Car l'écoute pourrait sembler bien déroutante, tant les ambiances sont variées et étranges, happant littéralement l'auditeur par leur saveur particulière. Et chaque piste trouve le petit élément qui lui donne cette saveur si consistante, ce goût de de revenez-y, allongeant ainsi encore et encre la durée de vie déjà pourtant importante de ce Extance. Les chœurs et le break jazzy de « Deathtrip Chronicle », l'apport du chant clair de Sindre Nedland (In Vain) sur « Der Mude Tod », la rage du chant de Tanya Leontiou, frontwoman des excellents Universe217 sur « Funeral Blues » … toujours en quête d'idées nouvelles, Aenaon tente, ose, expérimente et fait mouche à chaque fois. Traînant son auditeur entre moments calmes, torturés, sinistres, barrés, l'oreille ne sait plus forcément où aller chercher devant une telle profusion d'éléments et d'instruments divers. Notons la présence régulière d'un saxophone qui, à chaque intervention, ne tombe jamais comme un cheveu sur la soupe. Bien au contraire. Imbriqué comme il se doit au sein de l'opus, celui-ci est un superbe contributeur aux atmosphères développées. Quand on vous dit que le combo n'est jamais en manque de bonnes solutions pour vous emporter loin …

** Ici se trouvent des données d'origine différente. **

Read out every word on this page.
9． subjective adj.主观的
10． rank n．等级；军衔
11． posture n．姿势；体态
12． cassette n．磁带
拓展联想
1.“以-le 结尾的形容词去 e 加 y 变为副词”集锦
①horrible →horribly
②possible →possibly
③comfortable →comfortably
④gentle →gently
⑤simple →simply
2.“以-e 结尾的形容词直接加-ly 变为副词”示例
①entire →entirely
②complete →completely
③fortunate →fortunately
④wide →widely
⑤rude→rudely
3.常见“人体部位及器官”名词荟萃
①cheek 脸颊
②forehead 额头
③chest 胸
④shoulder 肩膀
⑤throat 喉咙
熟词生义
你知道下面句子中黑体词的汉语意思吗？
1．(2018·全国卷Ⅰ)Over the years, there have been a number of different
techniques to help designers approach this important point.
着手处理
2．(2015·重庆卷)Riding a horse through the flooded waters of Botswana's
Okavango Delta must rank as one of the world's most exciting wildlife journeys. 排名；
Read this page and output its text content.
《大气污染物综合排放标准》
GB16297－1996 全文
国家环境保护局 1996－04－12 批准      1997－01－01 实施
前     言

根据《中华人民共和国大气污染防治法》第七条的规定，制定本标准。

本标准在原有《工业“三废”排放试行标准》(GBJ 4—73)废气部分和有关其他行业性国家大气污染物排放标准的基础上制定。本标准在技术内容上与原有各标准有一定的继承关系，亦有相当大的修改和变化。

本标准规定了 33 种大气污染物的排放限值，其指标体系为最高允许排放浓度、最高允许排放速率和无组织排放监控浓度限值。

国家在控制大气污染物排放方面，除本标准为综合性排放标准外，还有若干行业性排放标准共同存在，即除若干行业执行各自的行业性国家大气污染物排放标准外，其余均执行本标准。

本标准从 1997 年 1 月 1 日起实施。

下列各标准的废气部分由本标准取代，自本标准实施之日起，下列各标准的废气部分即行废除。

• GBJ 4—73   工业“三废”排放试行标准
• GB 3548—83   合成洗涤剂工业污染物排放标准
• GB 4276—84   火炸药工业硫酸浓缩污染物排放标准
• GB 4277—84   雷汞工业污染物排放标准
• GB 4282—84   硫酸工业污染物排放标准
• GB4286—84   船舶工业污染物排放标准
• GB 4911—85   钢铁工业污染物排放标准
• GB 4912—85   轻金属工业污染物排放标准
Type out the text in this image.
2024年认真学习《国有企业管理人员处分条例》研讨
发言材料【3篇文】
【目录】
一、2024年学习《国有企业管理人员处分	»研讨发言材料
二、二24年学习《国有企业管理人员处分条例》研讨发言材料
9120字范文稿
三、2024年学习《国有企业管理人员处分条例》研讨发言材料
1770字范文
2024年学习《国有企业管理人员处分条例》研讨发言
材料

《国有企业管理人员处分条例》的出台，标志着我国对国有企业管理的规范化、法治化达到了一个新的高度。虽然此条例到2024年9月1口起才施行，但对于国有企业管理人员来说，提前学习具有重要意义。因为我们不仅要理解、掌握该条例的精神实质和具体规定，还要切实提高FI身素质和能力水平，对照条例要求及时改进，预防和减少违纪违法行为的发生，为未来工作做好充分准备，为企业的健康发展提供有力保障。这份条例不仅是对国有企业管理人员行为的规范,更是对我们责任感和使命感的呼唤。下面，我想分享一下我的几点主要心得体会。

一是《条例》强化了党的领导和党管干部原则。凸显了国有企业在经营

Pourquoi, après tout, ne pas partager la réussite comme il se doit? Ce doit être ce qui est passé par la tête de nos cinq musiciens au moment de composer leur méfait et, outre les invités déjà sus-cités, d'autres se font un plaisir de venir apporter leur pierre à l'édifice. Et devinez quoi? Ceux-ci sont intégrés comme il se doit, ne faisant jamais pot de fleur ou faire-valoir. « Land of No Water », par exemple, laisse s'exprimer le chanteur japonais Mirai Kawashima (Sigh), qui tire définitivement son épingle du jeu. Au rayon des invités de marque, soulignons également la présence d'Haris, claviériste d'Hail Spirit Noir, autre formation grecque déjantée et inventive. Et se confronter à ces guests de choix ne fait pas peur un seul instant au frontman Astrous qui s'en tire comme un chef, de son chant rageur et Ô combien expressif. Celui-ci délivre une performance remarquable du début à la fin et force est de constater qu'il est légitime de le complimenter pour la qualité de sa prestation. Oui, que voulez-vous, il y a des groupes comme ça …
La composition? Aucun problème, Aenaon connaît, et sait comment rendre une piste à la fois complexe et envoûtante. La pièce finale, « Palindrome », passe à une vitesse folle en dépit des douze minutes affichées au compteur. Rien d'étonnant d'arriver à un tel résultat : intense d'un bout à l'autre, sans remplissage ni retombée comme un soufflé, passant de rythmiques typiques au black metal à des teintes plus tribales, des guitares aux relents psychés, rien n'arrête la formation grecque dans son processus créatif et tant mieux, d'ailleurs, parce que tout cela est si bien fait qu'il aurait été dommage pour eux de rester en retenue et de ne pas oser mélanger tout cela. Pour être tout à fait honnête, chaque morceau mériterait d'être cité. Mais pour éviter de tomber dans le track-by-track, disons tout simplement que, sans renier le black metal, tous les titres réussissent à prendre des allures séduisantes. « Closer to Scaffold » est imposant et ne laisse pas indifférent, et se classe aussi parmi les instants à écouter absolument, au risque de passer à côté d'un grand moment d'intensité.
Voilà une œuvre comme on aimerait en entendre plus souvent. Diversifiée, incorporant des touches de nombreux styles musicaux sans jamais tomber dans l'approximatif, riche et savamment écrite, cette galette se doit d'effleurer votre oreille. Extance est un manifeste du talent d'Aenaon, qui fout une raclée monumentale avec cette cohabitation prog, black, jazz, psyché, rock, et plus encore. La bonne surprise de cette année, donc, qui ne devrait pas vous laisser de marbre. Messieurs, merci encore.